Drug addiction is not the same as recreational drug use. Drug addiction develops when a person continues to use drugs even though they are having a serious, negative effect on the ability to hold a job, be in a relationship or meet other responsibilities. Drug addiction is the most serious form of what is known as substance use disorder (SUD). Drug addiction can include a variety of substances, ranging from marijuana to stimulants to opiates. Alcoholism is another type of SUD.
All forms of addiction affect the brain at the neurochemical level, bringing about changes that alter the way the brain functions. Addiction develops when the brain has changed in response to a person’s drug use. Addictive behavior becomes reflexive and is out of the person’s control. Thus, drug addiction is best understood as a disease of the brain that translates into abnormal and destructive behavior
Drug addiction (and other types of addiction) are considered to be complex, in that many aspects of a person’s health are impacted, and chronic, in that the condition cannot be cured – but it can be managed.
The primary symptom of drug addiction is frequent, intense cravings that absorb the person’s attention so their main focus is on obtaining and using the drug, even when it is clearly causing major problems in their life.
All types of substance use disorders, including drug addiction, are best treated with a combination of therapies. While the right treatment may vary from person to person, most people with an addiction to opiates or any other type of drug benefit from a combination of medication-assisted treatment, behavioral therapy, group support, family therapy, and counseling and coaching from a specialist who has completed extensive training in recovery from addiction.
In our Manage Addiction Lifeline program, we use a variety of medications to treat opioid addiction. These include (but are not limited to) Buprenorphine with Naloxone, Buprenorphine without Naloxone, Naltrexone and Methaodone.
Additionally, medication may be used to treat co-occurring mental health disorders such as depression, anxiety or obsessive-compulsive disorder.

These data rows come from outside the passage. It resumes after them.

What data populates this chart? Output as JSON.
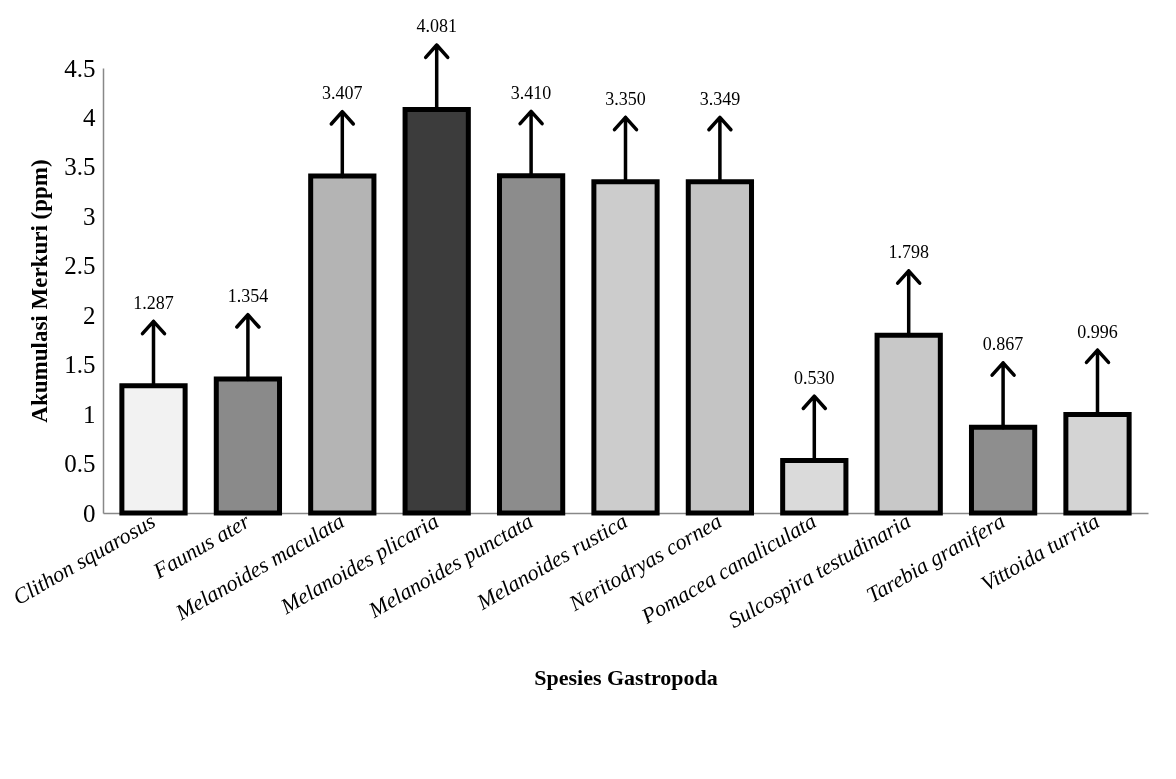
{
  "chart_data": {
    "type": "bar",
    "xlabel": "Spesies Gastropoda",
    "ylabel": "Akumulasi Merkuri (ppm)",
    "categories": [
      "Clithon squarosus",
      "Faunus ater",
      "Melanoides maculata",
      "Melanoides plicaria",
      "Melanoides punctata",
      "Melanoides rustica",
      "Neritodryas cornea",
      "Pomacea canaliculata",
      "Sulcospira testudinaria",
      "Tarebia granifera",
      "Vittoida turrita"
    ],
    "values": [
      1.287,
      1.354,
      3.407,
      4.081,
      3.41,
      3.35,
      3.349,
      0.53,
      1.798,
      0.867,
      0.996
    ],
    "value_labels": [
      "1.287",
      "1.354",
      "3.407",
      "4.081",
      "3.410",
      "3.350",
      "3.349",
      "0.530",
      "1.798",
      "0.867",
      "0.996"
    ],
    "colors": [
      "#f2f2f2",
      "#8a8a8a",
      "#b4b4b4",
      "#3c3c3c",
      "#8c8c8c",
      "#cccccc",
      "#c4c4c4",
      "#dadada",
      "#c8c8c8",
      "#8e8e8e",
      "#d4d4d4"
    ],
    "ylim": [
      0,
      4.5
    ],
    "yticks": [
      0,
      0.5,
      1,
      1.5,
      2,
      2.5,
      3,
      3.5,
      4,
      4.5
    ],
    "grid": false,
    "legend": false
  }
}
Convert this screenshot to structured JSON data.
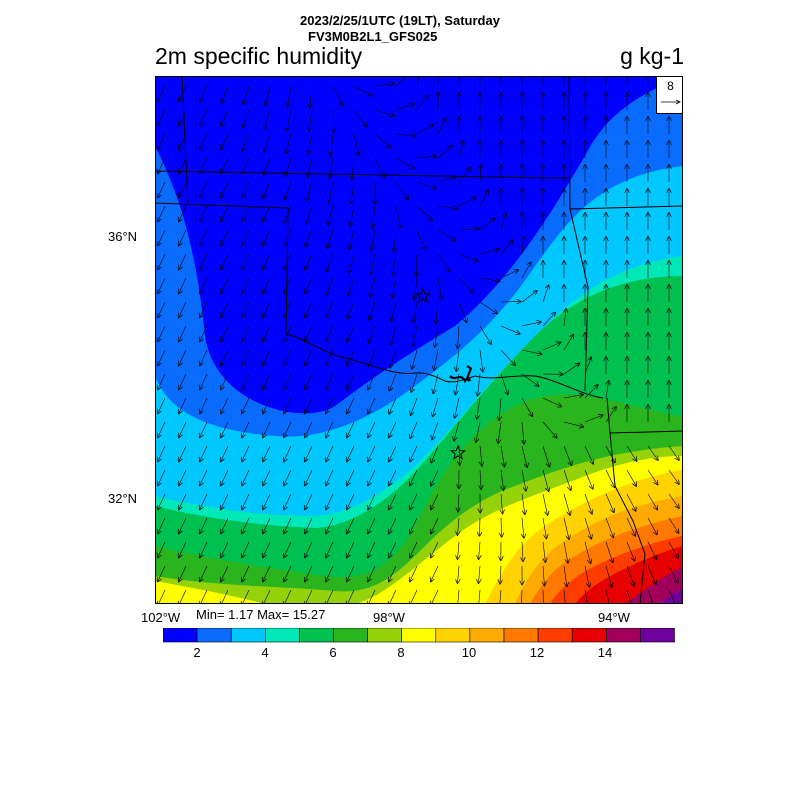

Addiction is a chronic condition, which means it cannot be cured – but it can be managed. Drug addiction is like diabetes and heart disease in that treatment, including medication and lifestyle change, can enable a person with the condition to live a happy, healthy and productive life.
In a word, never. Relapse is very common – most people in treatment for addiction, whether to drugs or alcohol or both, relapse once or several times. Relapse prevention and planning are key components to our Manage Addiction Lifeline program. Our curriculum emphasizes the importance of developing strategies to reduce the likelihood that you will relapse and use drugs again, while also creating a plan for what to do to get yourself immediately back on track if relapse occurs.
Though the signs and symptoms of drug addiction vary from one person with the problem to the next, there are certain behaviors that signal a high risk. These include:
Many, if not most, people with drug addiction believe they can stop using at any point – but it’s exceedingly rare to be able to do so. A clear sign that a person has developed an addiction is when he or she is unable to stop using, despite efforts to do so.
The word “detox” is short for detoxification, which describes what happens when an addicted person’s body is deprived of the drug. Another word for detoxification is withdrawal. Both terms refer to dramatic symptoms that result when a drug is suddenly stopped. These symptoms may include restlessness, muscle cramps, insomnia, vomiting, diarrhea, incontinence, and chills – all of which may last anywhere from several hours to several days. There are also mood symptoms, which can be more long-lasting. These include depression, anxiety and confusion.
When a person with drug addiction undergoes the process of detoxification or withdrawal under medical supervision, he or she may receive medical treatment (including medications, fluids, etc.) that both eases the discomfort of withdrawal and also ensures that safety.
While many residential programs last for 28 days, most research shows that this is not adequate for achieving lasting change. Studies show that effective treatment should last at least 90 days and that longer periods of treatment are likelier to bring about long-term success at living a drug-free life.
Many people are surprised to hear that treatment for drug addiction works as well as treatment for any other kind of chronic disease (such as diabetes or heart disease). The most successful treatments combine several types of treatment and also help the person with addiction work through the problems that may have contributed to the addiction as well as put in place a plan for a life that is less likely to trigger relapse.
While both forms of treatment can be effective, studies show that online treatment can often be even more effective. (Online treatment has many different names, including telehealth, telemedicine, virtual treatment, e-therapy and remote treatment.) Because treatment depends on many factors, including the development of stable, mutually supportive relationships with professionals and peers, the most effective types of online treatment include a range of activities, including one-on-one doctor-patient visits, counseling, group sessions with others who are in recovery, and multimedia learning tools.
Talk therapy is a critical element of effective treatment. It’s important for people with drug addiction to learn to recognize their own harmful thought patterns and to find new ways to function on their own and with others. Online treatment gives people more flexibility in scheduling visits and doesn’t require people to leave home. Resources are available around the clock so people in online treatment programs need never feel alone. Online treatment programs are also significantly less expensive than in-person treatment programs and often are covered by insurance, as well.